The plank is one of the most common core and ab exercises performed every day in ab workouts. The problem is, there are a lot of mistruths about the exercise that simply are not to be believed. In this video, I break down the truth about planks so you can separate the fact from the fiction when it comes to what this exercise is actually good for.
We start with the claim that this is a great core stability exercise. While the plank certainly is an exercise that requires you have stability from the multiple muscles of the core (not just the abs) it is only challenging that stability in one plane – the sagittal plane. I would argue that what is much more important is that you have the ability to prevent and control motion in the rotational plane than front to back. Therefore, there are better options for core exercises that you can do to promote this rotational stability while at the same time getting on your feet. It is well accepted that training on your feet has much more athletic carryover and is something that should be a goal during your ab workouts.
Next, some will say that the plank is great for developing and strengthening the glutes. This is simply not the case, on multiple levels actually. Firstly, there is no progressive overload (or significant load of any kind for that matter) on the glutes during the plank. In fact, directly the opposite is true.
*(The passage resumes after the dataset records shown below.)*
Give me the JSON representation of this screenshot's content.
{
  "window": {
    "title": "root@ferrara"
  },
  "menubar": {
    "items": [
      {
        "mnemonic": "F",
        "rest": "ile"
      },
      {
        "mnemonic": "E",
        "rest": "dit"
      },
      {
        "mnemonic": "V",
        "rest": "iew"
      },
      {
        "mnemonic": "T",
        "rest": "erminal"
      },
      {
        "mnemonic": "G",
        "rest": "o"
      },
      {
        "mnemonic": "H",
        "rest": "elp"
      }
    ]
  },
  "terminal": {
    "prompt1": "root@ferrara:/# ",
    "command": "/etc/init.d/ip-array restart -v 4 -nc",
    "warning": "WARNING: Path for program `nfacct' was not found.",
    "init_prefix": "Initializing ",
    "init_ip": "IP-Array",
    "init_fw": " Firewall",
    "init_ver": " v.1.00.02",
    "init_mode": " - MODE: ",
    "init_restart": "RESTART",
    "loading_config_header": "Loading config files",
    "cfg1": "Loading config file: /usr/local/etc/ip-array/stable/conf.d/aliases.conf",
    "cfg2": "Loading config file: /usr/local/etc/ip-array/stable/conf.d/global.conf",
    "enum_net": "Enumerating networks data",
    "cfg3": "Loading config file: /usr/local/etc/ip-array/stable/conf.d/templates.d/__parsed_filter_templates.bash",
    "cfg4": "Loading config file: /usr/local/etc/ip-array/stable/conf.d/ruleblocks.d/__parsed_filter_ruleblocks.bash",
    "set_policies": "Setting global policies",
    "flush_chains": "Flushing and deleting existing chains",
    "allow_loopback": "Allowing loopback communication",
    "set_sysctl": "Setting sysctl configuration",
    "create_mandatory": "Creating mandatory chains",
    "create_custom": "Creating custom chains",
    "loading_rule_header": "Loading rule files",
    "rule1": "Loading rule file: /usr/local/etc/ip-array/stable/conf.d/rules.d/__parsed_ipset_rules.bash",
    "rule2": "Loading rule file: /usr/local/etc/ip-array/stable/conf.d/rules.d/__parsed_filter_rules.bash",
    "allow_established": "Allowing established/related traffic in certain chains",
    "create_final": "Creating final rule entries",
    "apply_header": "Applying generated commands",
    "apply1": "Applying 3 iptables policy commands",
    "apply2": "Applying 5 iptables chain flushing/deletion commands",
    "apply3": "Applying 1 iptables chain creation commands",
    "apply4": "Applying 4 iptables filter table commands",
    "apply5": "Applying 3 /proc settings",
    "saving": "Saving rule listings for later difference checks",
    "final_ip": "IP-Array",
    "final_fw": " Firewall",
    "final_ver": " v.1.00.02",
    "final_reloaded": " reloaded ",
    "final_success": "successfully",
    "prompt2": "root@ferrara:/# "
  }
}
If you were to relax your body at the top of a plank you would find that your body comes crashing down to the floor. This is due to a deactivation of the hip flexors, not the hip extensors or glutes. Actually, if you were to contract your glutes while laying on the floor, your hips would be driven even further into the floor rather than lifting them back up to the top.
What really happens is that your hip flexors contract through the contact points of your toes on the floor to lift your body up into the plank position. This is an antagonistic muscle action to glute activation and something that actually sets you up for more problems down the road as I’ll discuss in a minute. Some will say that you can squeeze your glutes hard at the top of the movement and really feel it. Squeezing is contracting but contracting under load is a whole new challenge. The contraction that occurs at the top of a plank is not contraction under load.
When the hip flexors become overreliant or dominant over time from this imbalance, it tends to have implications on the lower back. We know that overly tight hip flexors in the presence of weak glutes will not be good for long term low back health. The exercise that you are doing that is supposed to be fortifying your lower back could actually be doing more harm than good when this is realized.
Finally, people will say that the plank exercise is great for posture. Somehow, performing this core exercise is going to promote good posture of your upper back and shoulders. You are told that you want to tighten up your torso and create stability through the scapula by squeezing them together. Once again, this is an artificial tightness that is nothing more than a contraction of the rhomboids and traps without the presence of significant load.
Now, you can address each of the flaws of the plank and perform them under a progressively overloadable resistance by flipping the plank over into a reverse plank. I demonstrate the importance of the movement and how it can be scaled from rank beginner (by performing it over the top of a bench) to more advanced (performed straight out on the floor) depending on your strength. If you were performing the plank because your core was weak however, be prepared to be shocked at how much weaker your posterior chain is than even that. We simply do not train this side of our body enough.